The composer Kaija Saariaho on sexism in classical musicmain
Kaija Saariaho’s speech at the McGill University on November 3rd:
As a Finnish, left-handed woman composer I represent several minorities, a subject that I would like to briefly discuss here. After having gone through many battles during my early professional years I felt that the equality of women in music was advancing.
Therefore I have not spoken about this publicly for many years. Recently, however, there have been polemics generated by statements coming from public persons and even the head of the highest music education institution in France, arguing that there are several natural reasons to explain why women are not suitable for conducting. This made me understand that today, 30 years after my own battles, young women still have to experience much the same everyday discrimination I went through.
In reading more studies about our recent history in this matter, I have understood that the situation is not slowly getting better, but that the improvements seem to have stopped a while ago. In politics, economy, research and culture in general, women still have to find their place. This is a matter of custom or habit and of familiarization, and in many fields we have been able to change these customs already.

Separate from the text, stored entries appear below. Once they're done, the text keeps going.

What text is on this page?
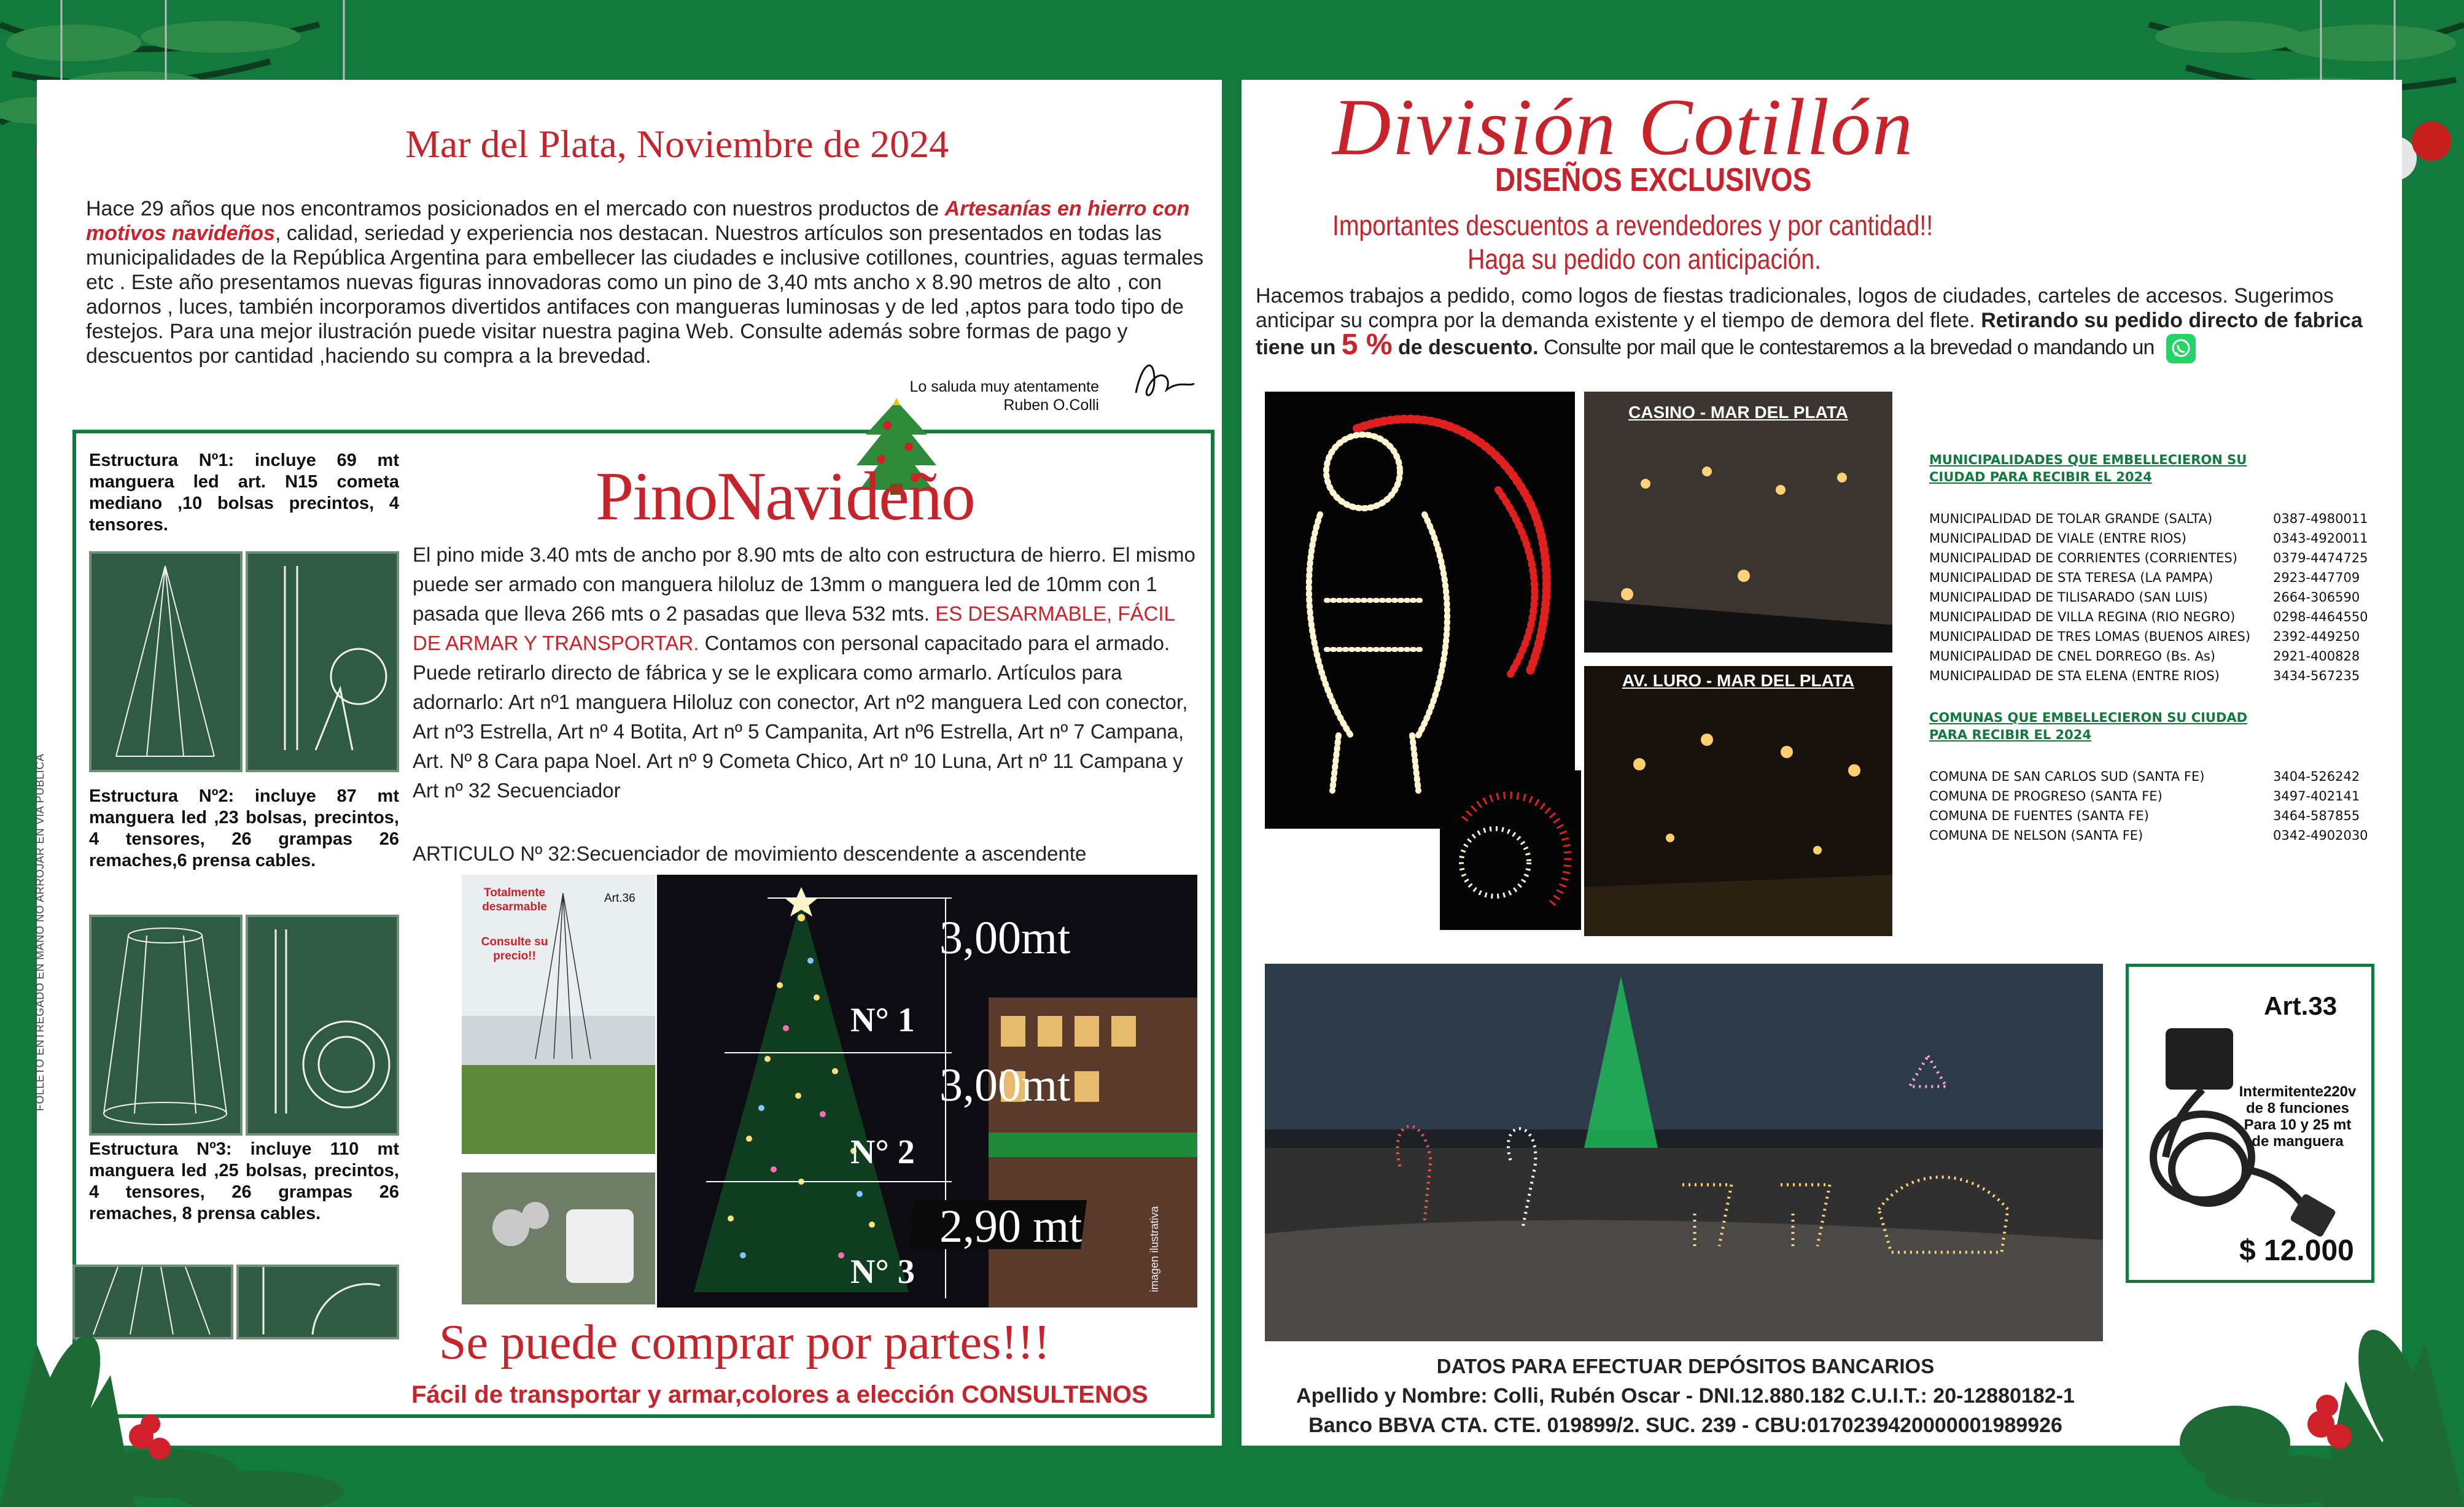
Mar del Plata, Noviembre de 2024

Hace 29 años que nos encontramos posicionados en el mercado con nuestros productos de Artesanías en hierro con motivos navideños, calidad, seriedad y experiencia nos destacan. Nuestros artículos son presentados en todas las municipalidades de la República Argentina para embellecer las ciudades e inclusive cotillones, countries, aguas termales etc . Este año presentamos nuevas figuras innovadoras como un pino de 3,40 mts ancho x 8.90 metros de alto , con adornos , luces, también incorporamos divertidos antifaces con mangueras luminosas y de led ,aptos para todo tipo de festejos. Para una mejor ilustración puede visitar nuestra pagina Web. Consulte además sobre formas de pago y descuentos por cantidad ,haciendo su compra a la brevedad.

Lo saluda muy atentamente
Ruben O.Colli
FOLLETO ENTREGADO EN MANO NO ARROJAR EN VIA PUBLICA
PinoNavideño
Estructura Nº1: incluye 69 mt manguera led art. N15 cometa mediano ,10 bolsas precintos, 4 tensores.
Estructura Nº2: incluye 87 mt manguera led ,23 bolsas, precintos, 4 tensores, 26 grampas 26 remaches,6 prensa cables.
Estructura Nº3: incluye 110 mt manguera led ,25 bolsas, precintos, 4 tensores, 26 grampas 26 remaches, 8 prensa cables.
El pino mide 3.40 mts de ancho por 8.90 mts de alto con estructura de hierro. El mismo puede ser armado con manguera hiloluz de 13mm o manguera led de 10mm con 1 pasada que lleva 266 mts o 2 pasadas que lleva 532 mts. ES DESARMABLE, FÁCIL DE ARMAR Y TRANSPORTAR. Contamos con personal capacitado para el armado. Puede retirarlo directo de fábrica y se le explicara como armarlo. Artículos para adornarlo: Art nº1 manguera Hiloluz con conector, Art nº2 manguera Led con conector, Art nº3 Estrella, Art nº 4 Botita, Art nº 5 Campanita, Art nº6 Estrella, Art nº 7 Campana, Art. Nº 8 Cara papa Noel. Art nº 9 Cometa Chico, Art nº 10 Luna, Art nº 11 Campana y Art nº 32 Secuenciador
ARTICULO Nº 32:Secuenciador de movimiento descendente a ascendente
Totalmente desarmable
Art.36
Consulte su precio!!	3,00mt
3,00mt
2,90 mt
N° 1
N° 2
N° 3	imagen ilustrativa
Se puede comprar por partes!!!
Fácil de transportar y armar,colores a elección CONSULTENOS
División Cotillón
DISEÑOS EXCLUSIVOS
Importantes descuentos a revendedores y por cantidad!!
Haga su pedido con anticipación.

Hacemos trabajos a pedido, como logos de fiestas tradicionales, logos de ciudades, carteles de accesos. Sugerimos anticipar su compra por la demanda existente y el tiempo de demora del flete. Retirando su pedido directo de fabrica tiene un 5 % de descuento. Consulte por mail que le contestaremos a la brevedad o mandando un

CASINO - MAR DEL PLATA
AV. LURO - MAR DEL PLATA
MUNICIPALIDADES QUE EMBELLECIERON SU CIUDAD PARA RECIBIR EL 2024
MUNICIPALIDAD DE TOLAR GRANDE (SALTA)	0387-4980011
MUNICIPALIDAD DE VIALE (ENTRE RIOS)	0343-4920011
MUNICIPALIDAD DE CORRIENTES (CORRIENTES)	0379-4474725
MUNICIPALIDAD DE STA TERESA (LA PAMPA)	2923-447709
MUNICIPALIDAD DE TILISARADO (SAN LUIS)	2664-306590
MUNICIPALIDAD DE VILLA REGINA (RIO NEGRO)	0298-4464550
MUNICIPALIDAD DE TRES LOMAS (BUENOS AIRES) 2392-449250
MUNICIPALIDAD DE CNEL DORREGO (Bs. As)	2921-400828
MUNICIPALIDAD DE STA ELENA (ENTRE RIOS)	3434-567235
COMUNAS QUE EMBELLECIERON SU CIUDAD PARA RECIBIR EL 2024
COMUNA DE SAN CARLOS SUD (SANTA FE)	3404-526242
COMUNA DE PROGRESO (SANTA FE)	3497-402141
COMUNA DE FUENTES (SANTA FE)	3464-587855
COMUNA DE NELSON (SANTA FE)	0342-4902030
Art.33
Intermitente220v
de 8 funciones
Para 10 y 25 mt
de manguera
$ 12.000
DATOS PARA EFECTUAR DEPÓSITOS BANCARIOS
Apellido y Nombre: Colli, Rubén Oscar - DNI.12.880.182 C.U.I.T.: 20-12880182-1
Banco BBVA CTA. CTE. 019899/2. SUC. 239 - CBU:0170239420000001989926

I feel a strong necessity to act against the deeply commercial society and a world vision perhaps too univocal because predominantly controlled by men. We need more real, profound human culture, not only the popular mass consumer culture, which is invading the planet and which is mostly profit-driven. All over in the world, we need to pay more attention to how we educate our children, to teach them to grow up into empathetic and caring human beings. We need to incorporate more of the brainpower of women to create a diverse, multidimensional society.
Exactly how to realize this, I don’t know. Nobody wants to be evaluated for things other than their actual skills. But I would like us all to realize (or, to be reminded) that the situations in which we make the evaluations are never objective and that our judgments, however rational they seem to us, can always be colored by our biases.
Institutions such as McGill University are primary venues, well-equipped to strive for equal rights and possibilities in all the fields of study. Please continue this work by encouraging and supporting a rich human future, a future of diversity AND equality.